Après Le jour où Dieu est parti en voyage, qui abordait le génocide rwandais (2008), Philippe Van Leeuw traite de ces civils pris au piège dans la guerre en Syrie (« Insyriated » selon le titre en anglais). La caméra ne quitte pas l’appartement, ni ses occupants, la famille de Oum Yazan (Hiam Abbass, actrice appréciée dans Les citronniers d’Eran Riklis en 2008, Amerrika de Cherien Dabis en 2009…), ses filles, son neveu, Delhani la femme de ménage (Juliette Navis) et un couple avec bébé. Le film fait prendre conscience des difficultés, des besoins de chacun (approvisionnement et partage de l’eau, préparation des repas…), des frictions suscitées par la promiscuité. L’appartement lui-même, souvent filmé en plan-séquence, est un espace de divisions (les cloisons nombreuses derrière lesquelles on préserve une intimité, ou celles que l’on espère remparts contre le mal) aussi bien qu’un espace de sursis collectif et de solidarité.

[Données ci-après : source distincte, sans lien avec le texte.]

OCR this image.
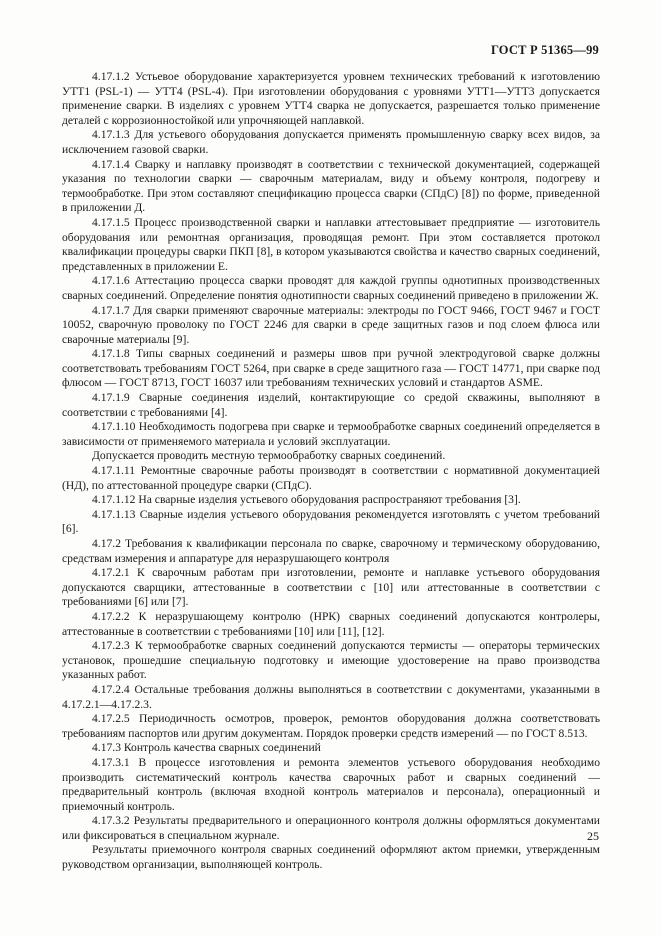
ГОСТ Р 51365—99

4.17.1.2 Устьевое оборудование характеризуется уровнем технических требований к изготовлению УТТ1 (PSL-1) — УТТ4 (PSL-4). При изготовлении оборудования с уровнями УТТ1—УТТ3 допускается применение сварки. В изделиях с уровнем УТТ4 сварка не допускается, разрешается только применение деталей с коррозионностойкой или упрочняющей наплавкой.

4.17.1.3 Для устьевого оборудования допускается применять промышленную сварку всех видов, за исключением газовой сварки.

4.17.1.4 Сварку и наплавку производят в соответствии с технической документацией, содержащей указания по технологии сварки — сварочным материалам, виду и объему контроля, подогреву и термообработке. При этом составляют спецификацию процесса сварки (СПдС) [8]) по форме, приведенной в приложении Д.

4.17.1.5 Процесс производственной сварки и наплавки аттестовывает предприятие — изготовитель оборудования или ремонтная организация, проводящая ремонт. При этом составляется протокол квалификации процедуры сварки ПКП [8], в котором указываются свойства и качество сварных соединений, представленных в приложении Е.

4.17.1.6 Аттестацию процесса сварки проводят для каждой группы однотипных производственных сварных соединений. Определение понятия однотипности сварных соединений приведено в приложении Ж.

4.17.1.7 Для сварки применяют сварочные материалы: электроды по ГОСТ 9466, ГОСТ 9467 и ГОСТ 10052, сварочную проволоку по ГОСТ 2246 для сварки в среде защитных газов и под слоем флюса или сварочные материалы [9].

4.17.1.8 Типы сварных соединений и размеры швов при ручной электродуговой сварке должны соответствовать требованиям ГОСТ 5264, при сварке в среде защитного газа — ГОСТ 14771, при сварке под флюсом — ГОСТ 8713, ГОСТ 16037 или требованиям технических условий и стандартов ASME.

4.17.1.9 Сварные соединения изделий, контактирующие со средой скважины, выполняют в соответствии с требованиями [4].

4.17.1.10 Необходимость подогрева при сварке и термообработке сварных соединений определяется в зависимости от применяемого материала и условий эксплуатации.

Допускается проводить местную термообработку сварных соединений.

4.17.1.11 Ремонтные сварочные работы производят в соответствии с нормативной документацией (НД), по аттестованной процедуре сварки (СПдС).

4.17.1.12 На сварные изделия устьевого оборудования распространяют требования [3].

4.17.1.13 Сварные изделия устьевого оборудования рекомендуется изготовлять с учетом требований [6].

4.17.2 Требования к квалификации персонала по сварке, сварочному и термическому оборудованию, средствам измерения и аппаратуре для неразрушающего контроля

4.17.2.1 К сварочным работам при изготовлении, ремонте и наплавке устьевого оборудования допускаются сварщики, аттестованные в соответствии с [10] или аттестованные в соответствии с требованиями [6] или [7].

4.17.2.2 К неразрушающему контролю (НРК) сварных соединений допускаются контролеры, аттестованные в соответствии с требованиями [10] или [11], [12].

4.17.2.3 К термообработке сварных соединений допускаются термисты — операторы термических установок, прошедшие специальную подготовку и имеющие удостоверение на право производства указанных работ.

4.17.2.4 Остальные требования должны выполняться в соответствии с документами, указанными в 4.17.2.1—4.17.2.3.

4.17.2.5 Периодичность осмотров, проверок, ремонтов оборудования должна соответствовать требованиям паспортов или другим документам. Порядок проверки средств измерений — по ГОСТ 8.513.

4.17.3 Контроль качества сварных соединений

4.17.3.1 В процессе изготовления и ремонта элементов устьевого оборудования необходимо производить систематический контроль качества сварочных работ и сварных соединений — предварительный контроль (включая входной контроль материалов и персонала), операционный и приемочный контроль.

4.17.3.2 Результаты предварительного и операционного контроля должны оформляться документами или фиксироваться в специальном журнале.

Результаты приемочного контроля сварных соединений оформляют актом приемки, утвержденным руководством организации, выполняющей контроль.

25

On pourrait être à Damas ou Alep. La menace est partout. Les snipers empêchent toute sortie, tout ravitaillement. Les bombardements qui détruisent les alentours ont même entamé l’immeuble. La menace est partout. Jusqu’à pénétrer dans l’appartement. Ce que subit Halima (Diamand Bou Abboud) pour protéger son bébé et ses hôtes nous place dans une tension extrême. Ce moment brutal, violent en dépit des hors-champs, questionne la remarque faite un peu plus tôt par Halima à Oum à propos de son courage. Aux yeux de Halima, Oum Yazan est courageuse de rester vivre là et de tenir sa famille autour d’un quotidien censé rassurer un peu. Mais ce courage est-il diminué pour autant lorsque Halima est seule face aux outrageux et qu’elle, Oum, n’intervient pas ?

Philippe Van Leeuw laisse Bachar el-Assad, les acteurs du conflit et la complexité de ses enjeux hors du film. Une famille syrienne se concentre sur l’humain et ce qu’il est et devient en pareille situation. La guerre en Syrie dure depuis 2011 et, au cœur d’une actualité brûlante, le film tente de faire réapparaître des victimes oubliées, celles que « le monde dehors » abandonne à son sort, ce monde qui, à cause de son indifférence, en effet ne vaut plus rien.